Lluvia es la nueva película de Paula Hernández, que debutó en el largometraje con Herencia, un filme pequeño que fue saludado por la crítica. Lluvia es todo lo contrario: una película ambiciosa desde lo estético, de mayor presupuesto y, a la vez, remisa a las emociones pese a contar la historia de dos personajes desolados y necesitados de afecto.
Y es raro, porque la fragilidad de Alma (Valeria Bertuccelli) y Roberto (Ernesto Alterio) hace prever en un inicio que el hermetismo de ambos desencadenará en una intensa y emotiva exteriorización de pesares, malestares y frustraciones; que esa agua que cae durante todo el metraje purificará de alguna manera esos cuerpos para darles la paz que andan buscando.
Alma queda atascada en un embotellamiento mientras cae una torrencial lluvia sobre la ciudad de Buenos Aires. La mujer para en un mercado, compra diversos productos y sin que se nos explique mucho, podemos dilucidar que anda en problemas. Y cuando a este panorama se sume Roberto, que invadirá subrepticiamente el auto de Alma con su mano ensangrentada, los problemas tomarán nuevas formas. Soledad conflictuada y movilizada por la presencia de otro (un otro que tampoco es precisamente un monumento a la expresividad). Roberto es un español que ha llegado a la Argentina a cerrar algún tipo de situación que involucra a un familiar, y se le nota atormentado.
Todo este clima (fundamentalmente Lluvia es un filme de climas, merced en parte a la notable fotografía de Bill Nieto, pero también a decisiones de puesta en escena de Hernández) se transmite a la primera hora de la película, que bordea la maestría a partir del manejo de los silencios, de las incomodidades, y también gracias a la estupenda dosificación de la información. Que está ahí, dentro del plano, en los interiores de habitaciones y de autos, pero que el espectador deberá ir deduciendo por cuenta propia.
Los problemas de Lluvia llegan cuando Hernández quiere resolver los conflictos de sus personajes.

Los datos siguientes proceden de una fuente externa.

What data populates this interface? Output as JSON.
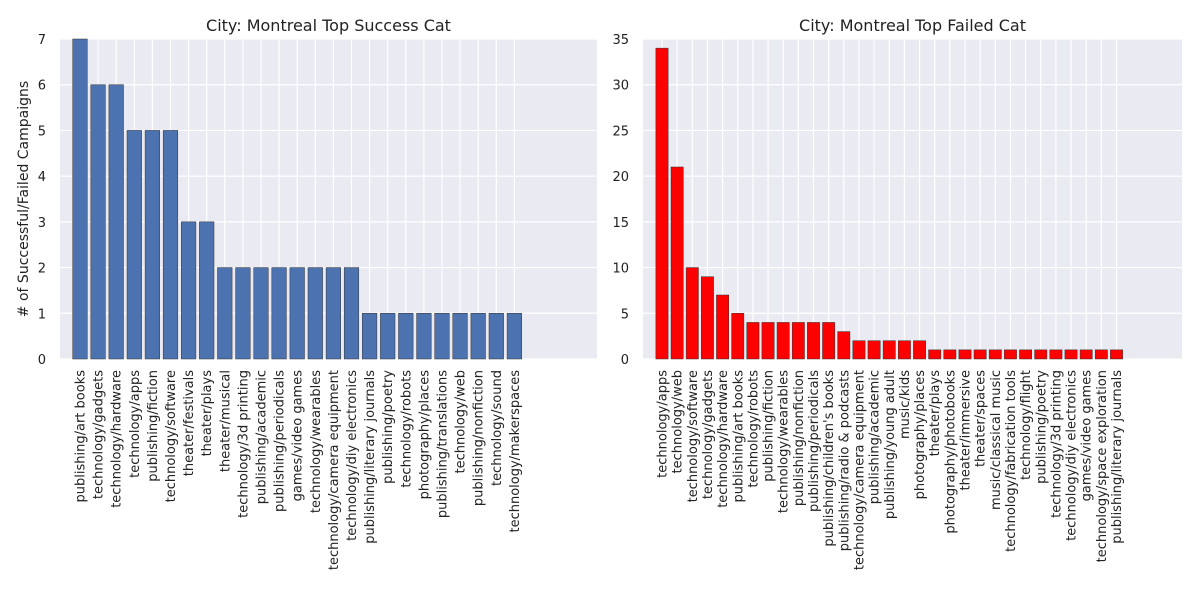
{
  "chart_data": [
    {
      "type": "bar",
      "title": "City: Montreal Top Success Cat",
      "ylabel": "# of Successful/Failed Campaigns",
      "xlabel": "",
      "ylim": [
        0,
        7
      ],
      "yticks": [
        0,
        1,
        2,
        3,
        4,
        5,
        6,
        7
      ],
      "bar_color": "#4c72b0",
      "grid": true,
      "categories": [
        "publishing/art books",
        "technology/gadgets",
        "technology/hardware",
        "technology/apps",
        "publishing/fiction",
        "technology/software",
        "theater/festivals",
        "theater/plays",
        "theater/musical",
        "technology/3d printing",
        "publishing/academic",
        "publishing/periodicals",
        "games/video games",
        "technology/wearables",
        "technology/camera equipment",
        "technology/diy electronics",
        "publishing/literary journals",
        "publishing/poetry",
        "technology/robots",
        "photography/places",
        "publishing/translations",
        "technology/web",
        "publishing/nonfiction",
        "technology/sound",
        "technology/makerspaces"
      ],
      "values": [
        7,
        6,
        6,
        5,
        5,
        5,
        3,
        3,
        2,
        2,
        2,
        2,
        2,
        2,
        2,
        2,
        1,
        1,
        1,
        1,
        1,
        1,
        1,
        1,
        1
      ]
    },
    {
      "type": "bar",
      "title": "City: Montreal Top Failed Cat",
      "ylabel": "",
      "xlabel": "",
      "ylim": [
        0,
        35
      ],
      "yticks": [
        0,
        5,
        10,
        15,
        20,
        25,
        30,
        35
      ],
      "bar_color": "#ff0000",
      "grid": true,
      "categories": [
        "technology/apps",
        "technology/web",
        "technology/software",
        "technology/gadgets",
        "technology/hardware",
        "publishing/art books",
        "technology/robots",
        "publishing/fiction",
        "technology/wearables",
        "publishing/nonfiction",
        "publishing/periodicals",
        "publishing/children's books",
        "publishing/radio & podcasts",
        "technology/camera equipment",
        "publishing/academic",
        "publishing/young adult",
        "music/kids",
        "photography/places",
        "theater/plays",
        "photography/photobooks",
        "theater/immersive",
        "theater/spaces",
        "music/classical music",
        "technology/fabrication tools",
        "technology/flight",
        "publishing/poetry",
        "technology/3d printing",
        "technology/diy electronics",
        "games/video games",
        "technology/space exploration",
        "publishing/literary journals"
      ],
      "values": [
        34,
        21,
        10,
        9,
        7,
        5,
        4,
        4,
        4,
        4,
        4,
        4,
        3,
        2,
        2,
        2,
        2,
        2,
        1,
        1,
        1,
        1,
        1,
        1,
        1,
        1,
        1,
        1,
        1,
        1,
        1
      ]
    }
  ]
}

Porque más allá de las referencias y asociaciones que uno puede ensayar libremente —hay un punto de inicio similar al de La autopista del sur, de Julio Cortázar (reconocido por la directora), algunos elementos de las recientes Perdidos en Tokio (la soledad y el no lugar), Ficción (los cuerpos que se evitan) y Antes del amanecer (los planos finales)—, lo que uno observa es que el filme no logra sostener el hermetismo y el misterio que había elaborado tan sólidamente en su primera parte.
Y no lo logra porque, a la hora de resolver la historia, Hernández hace hablar demasiado a sus personajes, cosa que contradice la propia premisa de Lluvia. Y que narrativamente resulta muy torpe, ya que los personajes —primero él y luego ella—, de manera estructurada y obvia, se irán confesando. No había necesidad de hacerlo así.
Al compás de dichas torpezas, Alma y Roberto se van haciendo menos interesantes, y junto a ellos su historia, que pierde fuerza y poder de seducción. Sobre el final, todo lo que ocurre luce forzado y premeditado, en contraste con la espontaneidad plasmada inicialmente. La emoción no surge, y eso resiente fuertemente a una película que la pedía a gritos.
Lluvia, entonces, queda como un filme de muy buena factura técnica (que nunca se impone a la narración, sino que ayuda a construirla), con una notable actuación —una más— de Valeria Bertuccelli y algunos climas poderosos, pero desperdiciados al momento de redondear la historia. Una pena, porque es ostensible el intento de Paula Hernández por hacer un cine industrial de calidad, que respete al espectador como pocas veces. Quizá por esto, más allá de sus fallas, es que Lluvia se parece mucho más al cine que la mayor parte de los títulos que la Argentina está produciendo últimamente.